New Orleans On the eve of the subprime meltdown in 2007 in Orange County, I met with a co-founder and the new CEO, general counsel, and some of the board members of the high flying mortgage player, New Century, along with several ACORN leaders from California, and ACORN’s national housing directors. We listened to crazy talk about algorithms that masked as risk assessment, the fact that half of their multi-gazillion loan portfolio involved so-called “stated income” loans (now more popularly known as “liar’s loans”), and their weak claims of having turned a few cases of fraud perpetrating brokers over to legal authorities. Months later their whole house of cards came falling down on top of their borrowers and started the domino fall of the housing industry trigger the Great Recession.
But, the only time the CEO’s head snapped around sharply and there was an immediate agreement in the meeting that there would be immediate action came when we confronted them with the compensation schemes of their Texas-based brokers that gave the broker network huge incentives to close the loans no matter what the terms to fuel their numbers machines no matter how soggy the stuff. Immediately he got the fact that the broker network was out of control. He didn’t immediately confess that their algorithms were equally bogus, but he must have now it. Mike Shea with our housing corporation once again made the point that in negotiations after negotiations with Ameriquest, CitiMortgage, and others, a disproportionate part of the predatory swamp of subprimes outfits was knee deep because they relied on broker networks that were often independent and always inadequately controlled and supervised. Brokers were the boiler rooms running the mortgage scams that brought down the housing market.

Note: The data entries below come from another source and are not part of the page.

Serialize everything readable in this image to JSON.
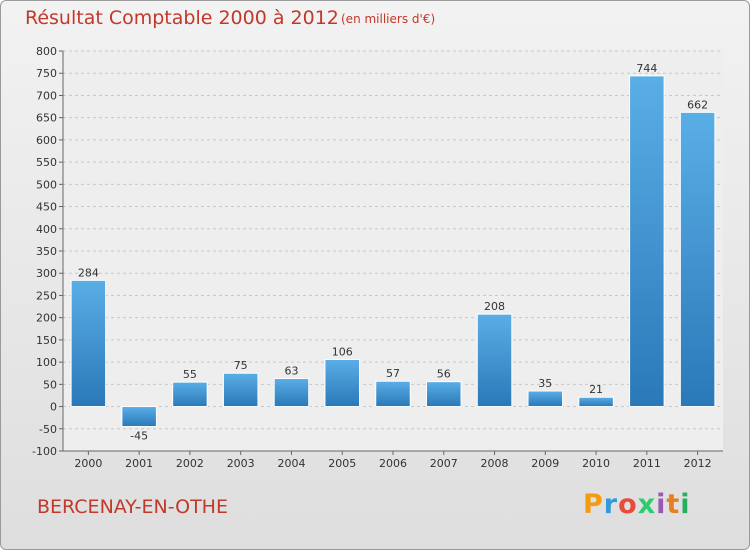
{
  "header": {
    "title": "Résultat Comptable 2000 à 2012",
    "subtitle": "(en milliers d'€)"
  },
  "footer": {
    "place": "BERCENAY-EN-OTHE",
    "logo_text": "Proxiti",
    "logo_colors": [
      "#f39c12",
      "#3498db",
      "#e74c3c",
      "#2ecc71",
      "#9b59b6",
      "#e67e22",
      "#27ae60"
    ]
  },
  "chart_data": {
    "type": "bar",
    "title": "Résultat Comptable 2000 à 2012",
    "subtitle": "(en milliers d'€)",
    "xlabel": "",
    "ylabel": "",
    "categories": [
      "2000",
      "2001",
      "2002",
      "2003",
      "2004",
      "2005",
      "2006",
      "2007",
      "2008",
      "2009",
      "2010",
      "2011",
      "2012"
    ],
    "values": [
      284,
      -45,
      55,
      75,
      63,
      106,
      57,
      56,
      208,
      35,
      21,
      744,
      662
    ],
    "ylim": [
      -100,
      800
    ],
    "yticks": [
      -100,
      -50,
      0,
      50,
      100,
      150,
      200,
      250,
      300,
      350,
      400,
      450,
      500,
      550,
      600,
      650,
      700,
      750,
      800
    ],
    "grid": "horizontal dashed",
    "bar_color": "#3a93d5",
    "legend": "none"
  }
}
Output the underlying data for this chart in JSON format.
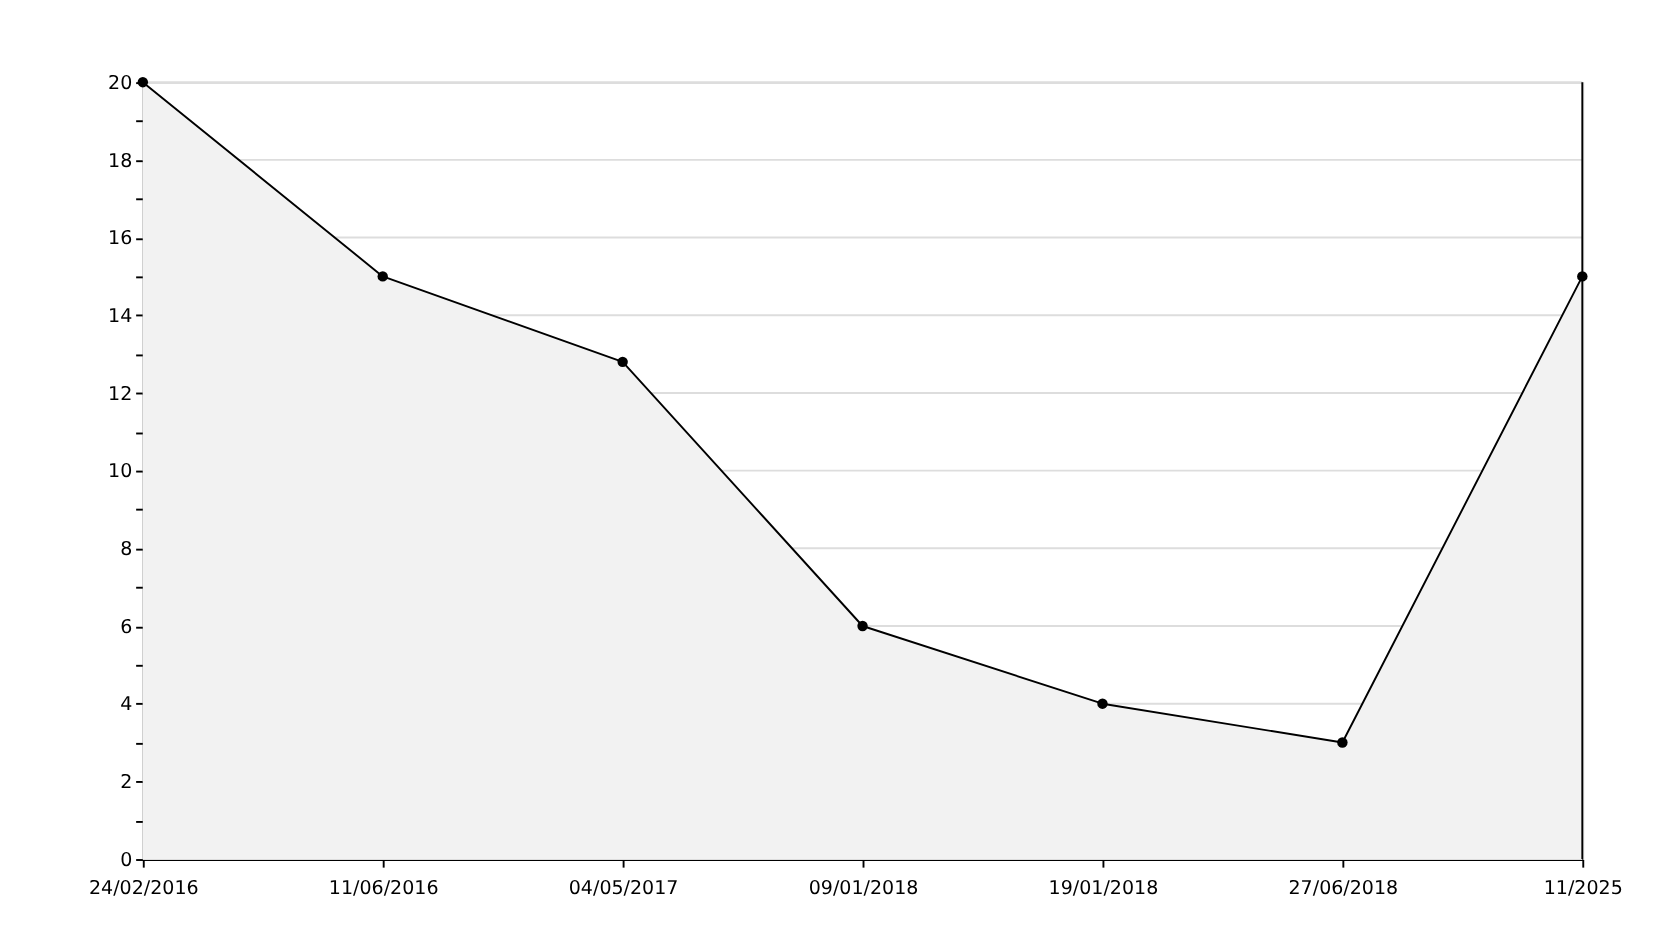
{
  "chart_data": {
    "type": "area",
    "categories": [
      "24/02/2016",
      "11/06/2016",
      "04/05/2017",
      "09/01/2018",
      "19/01/2018",
      "27/06/2018",
      "11/2025"
    ],
    "series": [
      {
        "color": "#f2f2f2",
        "values": [
          20,
          15,
          12.8,
          6,
          4,
          3,
          15
        ]
      }
    ],
    "ylim": [
      0,
      20
    ],
    "yticks": [
      0,
      {
        "value": 1,
        "label": null
      },
      2,
      {
        "value": 3,
        "label": null
      },
      4,
      {
        "value": 5,
        "label": null
      },
      6,
      {
        "value": 7,
        "label": null
      },
      8,
      {
        "value": 9,
        "label": null
      },
      10,
      {
        "value": 11,
        "label": null
      },
      12,
      {
        "value": 13,
        "label": null
      },
      14,
      {
        "value": 15,
        "label": null
      },
      16,
      {
        "value": 17,
        "label": null
      },
      18,
      {
        "value": 19,
        "label": null
      },
      20
    ],
    "grid": "y",
    "marker": "circle",
    "line_style": "solid"
  }
}
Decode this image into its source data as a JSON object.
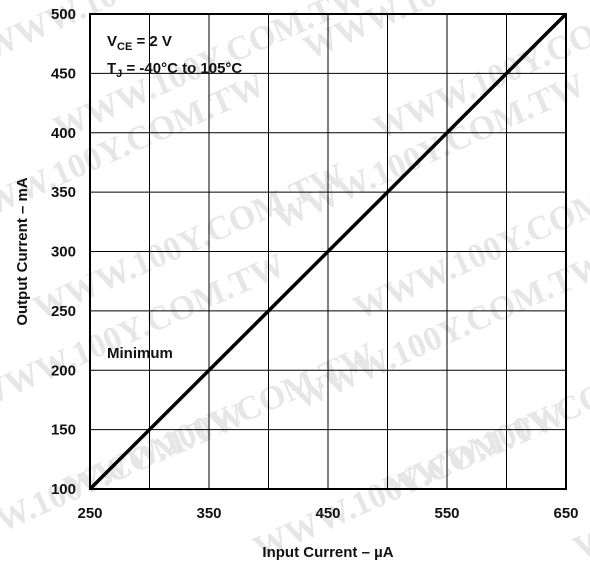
{
  "chart_data": {
    "type": "line",
    "title": "",
    "xlabel": "Input Current – µA",
    "ylabel": "Output Current – mA",
    "xlim": [
      250,
      650
    ],
    "ylim": [
      100,
      500
    ],
    "grid": true,
    "xticks": [
      250,
      350,
      450,
      550,
      650
    ],
    "yticks": [
      100,
      150,
      200,
      250,
      300,
      350,
      400,
      450,
      500
    ],
    "x_grid_step": 50,
    "y_grid_step": 50,
    "series": [
      {
        "name": "Minimum",
        "x": [
          250,
          650
        ],
        "y": [
          100,
          500
        ]
      }
    ],
    "annotations": {
      "line1": {
        "main": "V",
        "sub": "CE",
        "rest": " = 2 V"
      },
      "line2": {
        "main": "T",
        "sub": "J",
        "rest": " = -40°C to 105°C"
      },
      "series_label": "Minimum"
    },
    "line_color": "#000000",
    "grid_color": "#000000"
  },
  "watermark": "WWW.100Y.COM.TW"
}
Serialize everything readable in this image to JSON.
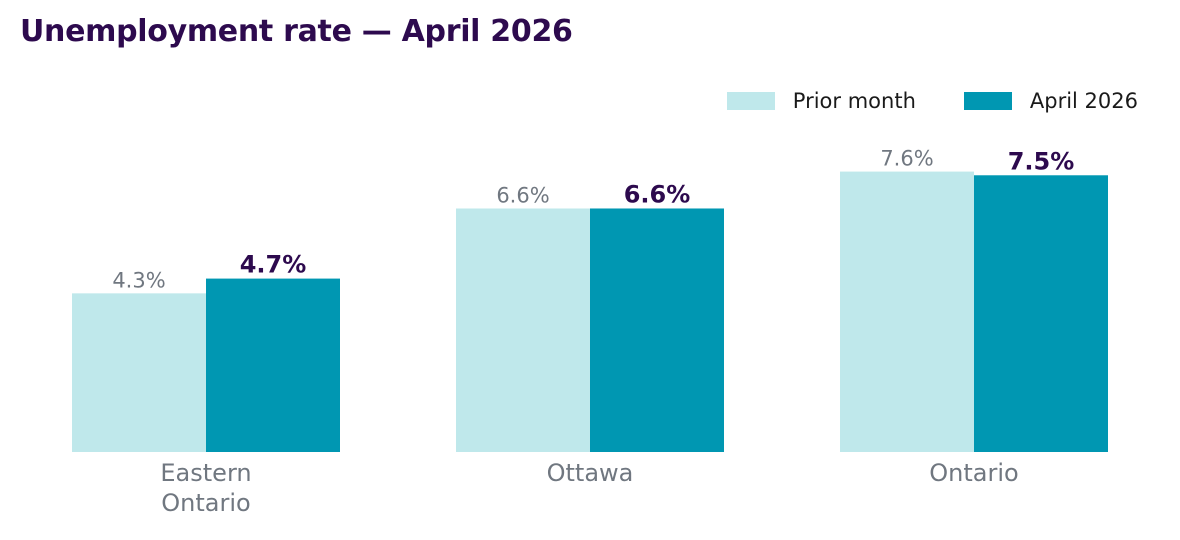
{
  "chart_data": {
    "type": "bar",
    "title": "Unemployment rate — April 2026",
    "categories": [
      "Eastern Ontario",
      "Ottawa",
      "Ontario"
    ],
    "category_lines": [
      [
        "Eastern",
        "Ontario"
      ],
      [
        "Ottawa"
      ],
      [
        "Ontario"
      ]
    ],
    "series": [
      {
        "name": "Prior month",
        "values": [
          4.3,
          6.6,
          7.6
        ],
        "labels": [
          "4.3%",
          "6.6%",
          "7.6%"
        ],
        "color": "#bfe8eb"
      },
      {
        "name": "April 2026",
        "values": [
          4.7,
          6.6,
          7.5
        ],
        "labels": [
          "4.7%",
          "6.6%",
          "7.5%"
        ],
        "color": "#0097b2"
      }
    ],
    "ylim": [
      0,
      8.7
    ],
    "grid": false,
    "legend_position": "top-right"
  },
  "colors": {
    "title": "#2d0a4e",
    "prior_month": "#bfe8eb",
    "current": "#0097b2",
    "value_label_prior": "#707780",
    "value_label_current": "#2d0a4e",
    "category_label": "#707780"
  }
}
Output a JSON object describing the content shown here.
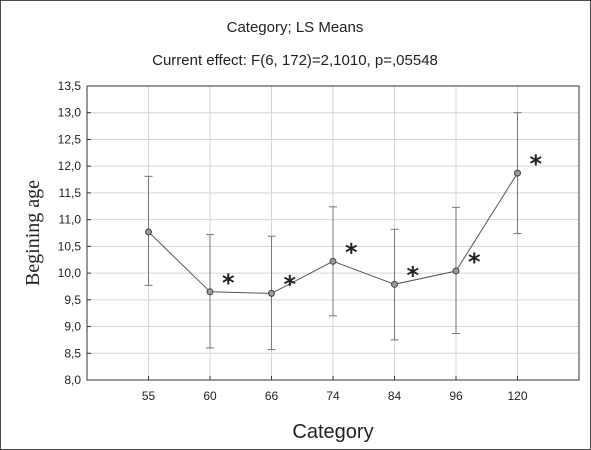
{
  "chart_data": {
    "type": "line",
    "title": "Category; LS Means",
    "subtitle": "Current effect: F(6, 172)=2,1010, p=,05548",
    "xlabel": "Category",
    "ylabel": "Begining age",
    "categories": [
      "55",
      "60",
      "66",
      "74",
      "84",
      "96",
      "120"
    ],
    "series": [
      {
        "values": [
          10.77,
          9.65,
          9.62,
          10.22,
          9.79,
          10.04,
          11.87
        ],
        "lower": [
          9.77,
          8.6,
          8.57,
          9.2,
          8.75,
          8.87,
          10.74
        ],
        "upper": [
          11.81,
          10.72,
          10.69,
          11.24,
          10.82,
          11.23,
          13.0
        ]
      }
    ],
    "annotations": [
      "",
      "*",
      "*",
      "*",
      "*",
      "*",
      "*"
    ],
    "ylim": [
      8.0,
      13.5
    ],
    "yticks": [
      "8,0",
      "8,5",
      "9,0",
      "9,5",
      "10,0",
      "10,5",
      "11,0",
      "11,5",
      "12,0",
      "12,5",
      "13,0",
      "13,5"
    ],
    "grid": true,
    "colors": {
      "line": "#555555",
      "marker": "#444444",
      "errorbar": "#777777",
      "grid": "#d6d6d6",
      "axis": "#333333"
    }
  }
}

Last week the Consumer Financial Protection Bureau (CFPB) issued its last draft rules with one that supposedly barred brokers from being paid incentives to push consumers into higher priced, unaffordable loans…the same thing that snapped New Century’s CEO’s head almost off of his neck. According to the Wall Street Journal, the CFPB backed away from more aggressive proposals to restrict fees, which is a sure sign that this problem will be back, like a bad penny. As soon as I read quotes from the American Bankers Association and the Mortgage Bankers Association, I could see the red flags flying that we were getting fleeced again big time.
It seems that brokers, many of who are licensed by the states in a process that is most reminiscent of sending in five bucks to the Universal Life church to become a minister, can still be paid crazy fees for “high-cost abusive loans” as long as they “received the same fee for all loans.” OMG! Are you kidding me? I can see the signs coming out on store fronts in lower income and working neighborhoods all over America offering people quick fixes at high dollar amounts to become home owners “at any cost!” Within no time, they could crowd out pay day lenders and check cashing stores from strip malls in our communities.
This was a tragic giveaway. Let’s hope as the disaster breaks out, the CFPB will take more seriously the “consumer protection” part of its name rather than the “financial bureau” part that leans towards the banker buddies at the first whisper of wind. In the meantime it will be left to the states to try to do better, but it goes without saying that that’s going to be hard and thankless work that no one really has the capacity to do these days.